New Year’s Day will always have special resonances for all of us. It is a day when we may look back over the year that has just passed. When we reflect on that year, we will all have memories. Some of them may be happy memories and others sad memories. New Year’s Day is also a day when we look ahead to the year that is before us. We may be conscious of certain things that we would like to do differently from how we did them last year. We may find ourselves setting some goals that we would like to follow through. In all kinds of ways, New Year’s Day can be a reflective time. It can be a time to take stock, to look back on where we have been, and to look forward to where we would like to be.

New Year’s Day also encourages us to reflect on our faith, the Lord and his place in our lives. It is a day to ask, ‘How can I grow in my relationship with the Lord?’ ‘How can I respond more generously to his call?’ ‘How might I find ways to nurture my faith or to live it more fully, more courageously?’ Every so often, we need to become more reflective about our faith, our relationship with the Lord, and how it is impacting our day-to-day lives. New Year’s Day is a good time for such reflection.

The gospel reading this morning presents Mary as a very reflective woman. We are told there that the shepherds went to Bethlehem and announced to all, including Mary, the message the angels had given them, which was, ‘Do not be afraid… I am bringing you good news of great joy for all the people: to you is born this day in the city of David a Saviour who is Christ, the Lord’. The shepherds proclaimed the gospel to Mary and all who were with her. According to the gospel reading, Mary’s response to what the shepherd’s said was a contemplative response. ‘She treasured all these things and pondered them in her heart’. It was as if there was too much in what the shepherds said to take in at once. The shepherds were conveying to Mary that her child was none other than the long-awaited Jewish Messiah, whose other titles were Saviour and Lord. Here was good news of great joy, not just for Mary but for all the people. There was much to ponder there, a great deal to treasure. At the very beginning of his gospel, Luke is presenting Mary as a reflective, thoughtful, contemplative woman. Indeed, a little further on in that same chapter, Luke describes her in a very similar way. When the boy Jesus went missing in Jerusalem and his parents, after much searching, eventually found him, he said to them, ‘Why were you searching for me? Did you not know that I must be in my Father’s house?’ In response to those questions of Jesus, Luke tells us that Mary and Joseph ‘did not understand what he said to them’ and that ‘his mother treasured all these things in her heart’. Once again, there was much to ponder upon in what Jesus said. The meaning of his words was not immediately clear. Just as in the case of the words of the angels to the shepherds, the words of Jesus to his parents needed to be mulled over and reflected upon.
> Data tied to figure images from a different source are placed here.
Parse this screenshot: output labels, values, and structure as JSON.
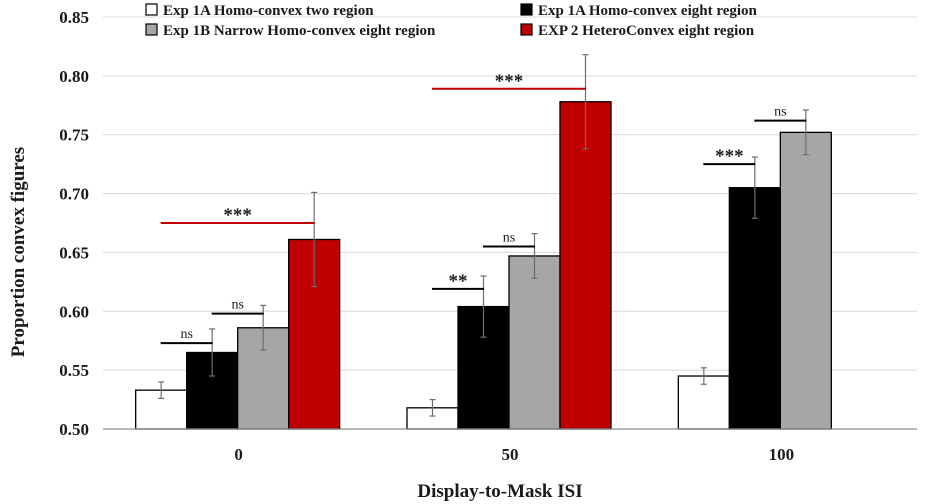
{
  "chart_data": {
    "type": "bar",
    "xlabel": "Display-to-Mask ISI",
    "ylabel": "Proportion convex figures",
    "ylim": [
      0.5,
      0.85
    ],
    "yticks": [
      "0.50",
      "0.55",
      "0.60",
      "0.65",
      "0.70",
      "0.75",
      "0.80",
      "0.85"
    ],
    "categories": [
      "0",
      "50",
      "100"
    ],
    "legend_position": "top",
    "series": [
      {
        "name": "Exp 1A Homo-convex two region",
        "color": "#ffffff",
        "values": [
          0.533,
          0.518,
          0.545
        ],
        "errors": [
          0.007,
          0.007,
          0.007
        ]
      },
      {
        "name": "Exp 1A Homo-convex eight region",
        "color": "#000000",
        "values": [
          0.565,
          0.604,
          0.705
        ],
        "errors": [
          0.02,
          0.026,
          0.026
        ]
      },
      {
        "name": "Exp 1B Narrow Homo-convex eight region",
        "color": "#a6a6a6",
        "values": [
          0.586,
          0.647,
          0.752
        ],
        "errors": [
          0.019,
          0.019,
          0.019
        ]
      },
      {
        "name": "EXP 2 HeteroConvex eight region",
        "color": "#c00000",
        "values": [
          0.661,
          0.778,
          null
        ],
        "errors": [
          0.04,
          0.04,
          null
        ]
      }
    ],
    "annotations": [
      {
        "group": 0,
        "from": 0,
        "to": 1,
        "label": "ns",
        "y": 0.573,
        "color": "#000000"
      },
      {
        "group": 0,
        "from": 1,
        "to": 2,
        "label": "ns",
        "y": 0.598,
        "color": "#000000"
      },
      {
        "group": 0,
        "from": 0,
        "to": 3,
        "label": "***",
        "y": 0.675,
        "color": "#c00000"
      },
      {
        "group": 1,
        "from": 0,
        "to": 1,
        "label": "**",
        "y": 0.619,
        "color": "#000000"
      },
      {
        "group": 1,
        "from": 1,
        "to": 2,
        "label": "ns",
        "y": 0.655,
        "color": "#000000"
      },
      {
        "group": 1,
        "from": 0,
        "to": 3,
        "label": "***",
        "y": 0.789,
        "color": "#c00000"
      },
      {
        "group": 2,
        "from": 0,
        "to": 1,
        "label": "***",
        "y": 0.725,
        "color": "#000000"
      },
      {
        "group": 2,
        "from": 1,
        "to": 2,
        "label": "ns",
        "y": 0.762,
        "color": "#000000"
      }
    ]
  }
}
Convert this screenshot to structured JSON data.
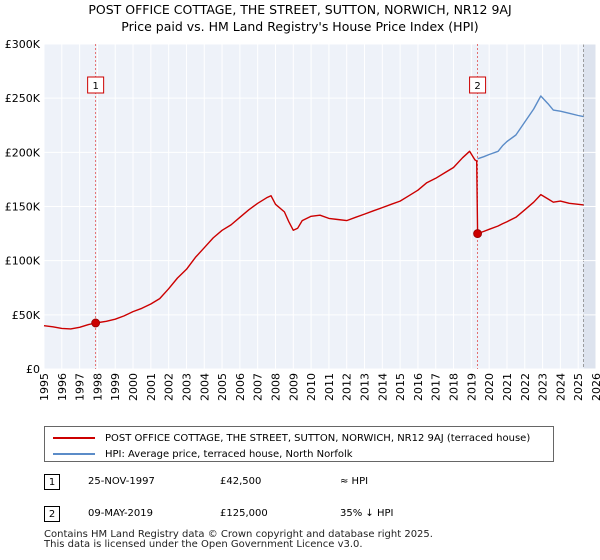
{
  "chart_data": {
    "type": "line",
    "title": "POST OFFICE COTTAGE, THE STREET, SUTTON, NORWICH, NR12 9AJ",
    "subtitle": "Price paid vs. HM Land Registry's House Price Index (HPI)",
    "xlim": [
      1995,
      2026
    ],
    "ylim": [
      0,
      300000
    ],
    "x_ticks": [
      "1995",
      "1996",
      "1997",
      "1998",
      "1999",
      "2000",
      "2001",
      "2002",
      "2003",
      "2004",
      "2005",
      "2006",
      "2007",
      "2008",
      "2009",
      "2010",
      "2011",
      "2012",
      "2013",
      "2014",
      "2015",
      "2016",
      "2017",
      "2018",
      "2019",
      "2020",
      "2021",
      "2022",
      "2023",
      "2024",
      "2025",
      "2026"
    ],
    "y_ticks": [
      {
        "value": 0,
        "label": "£0"
      },
      {
        "value": 50000,
        "label": "£50K"
      },
      {
        "value": 100000,
        "label": "£100K"
      },
      {
        "value": 150000,
        "label": "£150K"
      },
      {
        "value": 200000,
        "label": "£200K"
      },
      {
        "value": 250000,
        "label": "£250K"
      },
      {
        "value": 300000,
        "label": "£300K"
      }
    ],
    "grid": true,
    "series": [
      {
        "name": "POST OFFICE COTTAGE, THE STREET, SUTTON, NORWICH, NR12 9AJ (terraced house)",
        "color": "#cc0000",
        "points": [
          [
            1995.0,
            40000
          ],
          [
            1995.5,
            39000
          ],
          [
            1996.0,
            37500
          ],
          [
            1996.5,
            37000
          ],
          [
            1997.0,
            38500
          ],
          [
            1997.5,
            41000
          ],
          [
            1997.9,
            42500
          ],
          [
            1998.5,
            44000
          ],
          [
            1999.0,
            46000
          ],
          [
            1999.5,
            49000
          ],
          [
            2000.0,
            53000
          ],
          [
            2000.5,
            56000
          ],
          [
            2001.0,
            60000
          ],
          [
            2001.5,
            65000
          ],
          [
            2002.0,
            74000
          ],
          [
            2002.5,
            84000
          ],
          [
            2003.0,
            92000
          ],
          [
            2003.5,
            103000
          ],
          [
            2004.0,
            112000
          ],
          [
            2004.5,
            121000
          ],
          [
            2005.0,
            128000
          ],
          [
            2005.5,
            133000
          ],
          [
            2006.0,
            140000
          ],
          [
            2006.5,
            147000
          ],
          [
            2007.0,
            153000
          ],
          [
            2007.5,
            158000
          ],
          [
            2007.75,
            160000
          ],
          [
            2008.0,
            152000
          ],
          [
            2008.5,
            145000
          ],
          [
            2008.75,
            136000
          ],
          [
            2009.0,
            128000
          ],
          [
            2009.25,
            130000
          ],
          [
            2009.5,
            137000
          ],
          [
            2010.0,
            141000
          ],
          [
            2010.5,
            142000
          ],
          [
            2011.0,
            139000
          ],
          [
            2011.5,
            138000
          ],
          [
            2012.0,
            137000
          ],
          [
            2012.5,
            140000
          ],
          [
            2013.0,
            143000
          ],
          [
            2013.5,
            146000
          ],
          [
            2014.0,
            149000
          ],
          [
            2014.5,
            152000
          ],
          [
            2015.0,
            155000
          ],
          [
            2015.5,
            160000
          ],
          [
            2016.0,
            165000
          ],
          [
            2016.5,
            172000
          ],
          [
            2017.0,
            176000
          ],
          [
            2017.5,
            181000
          ],
          [
            2018.0,
            186000
          ],
          [
            2018.5,
            195000
          ],
          [
            2018.9,
            201000
          ],
          [
            2019.2,
            193000
          ],
          [
            2019.3,
            192000
          ],
          [
            2019.35,
            125000
          ],
          [
            2019.7,
            127000
          ],
          [
            2020.0,
            129000
          ],
          [
            2020.5,
            132000
          ],
          [
            2020.75,
            134000
          ],
          [
            2021.0,
            136000
          ],
          [
            2021.5,
            140000
          ],
          [
            2022.0,
            147000
          ],
          [
            2022.5,
            154000
          ],
          [
            2022.9,
            161000
          ],
          [
            2023.3,
            157000
          ],
          [
            2023.6,
            154000
          ],
          [
            2024.0,
            155000
          ],
          [
            2024.5,
            153000
          ],
          [
            2025.0,
            152000
          ],
          [
            2025.3,
            151500
          ]
        ]
      },
      {
        "name": "HPI: Average price, terraced house, North Norfolk",
        "color": "#5b8cc8",
        "points": [
          [
            2019.35,
            194000
          ],
          [
            2019.7,
            196000
          ],
          [
            2020.0,
            198000
          ],
          [
            2020.5,
            201000
          ],
          [
            2020.75,
            206000
          ],
          [
            2021.0,
            210000
          ],
          [
            2021.5,
            216000
          ],
          [
            2022.0,
            228000
          ],
          [
            2022.5,
            240000
          ],
          [
            2022.9,
            252000
          ],
          [
            2023.3,
            245000
          ],
          [
            2023.6,
            239000
          ],
          [
            2024.0,
            238000
          ],
          [
            2024.5,
            236000
          ],
          [
            2025.0,
            234000
          ],
          [
            2025.3,
            233000
          ]
        ]
      }
    ],
    "sales": [
      {
        "marker": "1",
        "date": "25-NOV-1997",
        "year": 1997.9,
        "price": 42500,
        "price_label": "£42,500",
        "hpi_text": "≈ HPI"
      },
      {
        "marker": "2",
        "date": "09-MAY-2019",
        "year": 2019.35,
        "price": 125000,
        "price_label": "£125,000",
        "hpi_text": "35% ↓ HPI"
      }
    ],
    "legend": [
      {
        "label": "POST OFFICE COTTAGE, THE STREET, SUTTON, NORWICH, NR12 9AJ (terraced house)",
        "color": "#cc0000"
      },
      {
        "label": "HPI: Average price, terraced house, North Norfolk",
        "color": "#5b8cc8"
      }
    ]
  },
  "footer": {
    "line1": "Contains HM Land Registry data © Crown copyright and database right 2025.",
    "line2": "This data is licensed under the Open Government Licence v3.0."
  }
}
When it comes to the Lord and his relationship with us and ours with him, there is always a great deal to ponder, to reflect upon, and to treasure in our hearts. Reading the gospels, for example, is not just like reading any other book. Because the gospels are God’s words in human words, there is a depth to them that cries out to be explored. The word of God can speak to us in all kinds of different ways. The same passage of Scripture may speak to us in one way at one time and in another way at another time. It is the Lord who speaks to us through the Scriptures and the Lord has different things to say to us at different times. The portrayal of Mary in today’s gospel reading encourages us to keep pondering the word and to keep treasuring it in our hearts. In that sense, we are all called to be contemplatives. Like Mary, we try to dispose ourselves to hearing what the Lord is saying to us as we go through life.

 

May this new year help us to be pure and holy like our Heavenly Mother by remaining faithful to our family prayers and Bible reading and finding time every day to ponder on God’s word as to how that can transform us and let the word become flesh in us as it did in Mary.